La riserva cognitiva è la resistenza della mente e del cervello ai danni del cervello. La resilienza della mente viene valutata dal punto di vista comportamentale, mentre il danno neuropatologico viene valutato istologicamente, sebbene il danno possa essere stimato utilizzando marcatori basati sul sangue e metodi di imaging. Ci sono due modelli che possono essere utilizzati quando si esplora il concetto di “riserva”: riserva cerebrale e riserva cognitiva . Questi termini, sebbene spesso usati in modo intercambiabile in letteratura, forniscono un modo utile per discutere i modelli. Utilizzando un’analogia con il computer, la riserva cerebrale può essere vista come hardware e la riserva cognitiva come software.Attualmente si ritiene che tutti questi fattori contribuiscano alla riserva globale. La riserva cognitiva è usata per riferirsi sia al cervello che alle riserve cognitive in letteratura.
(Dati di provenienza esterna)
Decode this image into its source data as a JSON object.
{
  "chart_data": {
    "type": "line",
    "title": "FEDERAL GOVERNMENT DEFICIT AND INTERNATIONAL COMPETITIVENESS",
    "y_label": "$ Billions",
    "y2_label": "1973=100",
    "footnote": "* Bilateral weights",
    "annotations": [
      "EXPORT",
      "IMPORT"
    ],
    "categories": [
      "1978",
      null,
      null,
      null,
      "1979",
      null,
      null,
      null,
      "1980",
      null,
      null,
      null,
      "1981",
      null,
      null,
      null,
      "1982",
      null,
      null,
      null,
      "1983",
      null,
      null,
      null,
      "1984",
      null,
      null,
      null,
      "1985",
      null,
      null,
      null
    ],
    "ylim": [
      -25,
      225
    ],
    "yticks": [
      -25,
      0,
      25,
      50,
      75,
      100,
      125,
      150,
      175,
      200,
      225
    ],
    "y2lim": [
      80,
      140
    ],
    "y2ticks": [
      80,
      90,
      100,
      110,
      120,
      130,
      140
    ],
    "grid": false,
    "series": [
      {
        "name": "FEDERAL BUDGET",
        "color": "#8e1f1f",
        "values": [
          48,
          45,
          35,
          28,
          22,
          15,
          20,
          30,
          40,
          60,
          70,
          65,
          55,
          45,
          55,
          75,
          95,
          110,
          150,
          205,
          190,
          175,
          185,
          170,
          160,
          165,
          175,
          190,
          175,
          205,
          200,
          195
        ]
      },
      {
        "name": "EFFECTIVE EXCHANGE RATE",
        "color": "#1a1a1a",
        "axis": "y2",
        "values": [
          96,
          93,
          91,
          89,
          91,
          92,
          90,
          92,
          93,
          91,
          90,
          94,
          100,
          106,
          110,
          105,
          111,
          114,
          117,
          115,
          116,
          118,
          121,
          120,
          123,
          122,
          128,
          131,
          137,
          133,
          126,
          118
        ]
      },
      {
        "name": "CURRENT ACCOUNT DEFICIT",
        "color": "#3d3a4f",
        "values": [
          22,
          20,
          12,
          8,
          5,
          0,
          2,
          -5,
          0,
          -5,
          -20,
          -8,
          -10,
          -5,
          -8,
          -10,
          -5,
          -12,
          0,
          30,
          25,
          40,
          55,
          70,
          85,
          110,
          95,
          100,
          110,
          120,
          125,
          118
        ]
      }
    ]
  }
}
Nel 1988 uno studio pubblicato su Annals of Neurology che riportava i risultati degli esami post mortem su 137 persone anziane rivelò inaspettatamente che c’era una discrepanza tra il grado di neuropatologia della malattia di Alzheimer e le manifestazioni cliniche della malattia: alcuni partecipanti il cui cervello aveva patologia estesa della malattia di Alzheimer, non presentava o presentava pochissime manifestazioni cliniche della malattia. Inoltre, lo studio ha dimostrato che queste persone avevano pesi cerebrali più elevati e un numero maggiore di neuroni rispetto ai controlli di pari età.Gli investigatori hanno ipotizzato due possibili spiegazioni per questo fenomeno: queste persone potrebbero aver avuto il morbo di Alzheimer incipiente ma in qualche modo hanno evitato la perdita di un gran numero dineuroni , o in alternativa, iniziarono con cervelli più grandi e più neuroni e quindi si potrebbe dire che sarebbero diventati una “riserva” maggiore. È la prima volta che questo termine viene utilizzato in letteratura in questo contesto.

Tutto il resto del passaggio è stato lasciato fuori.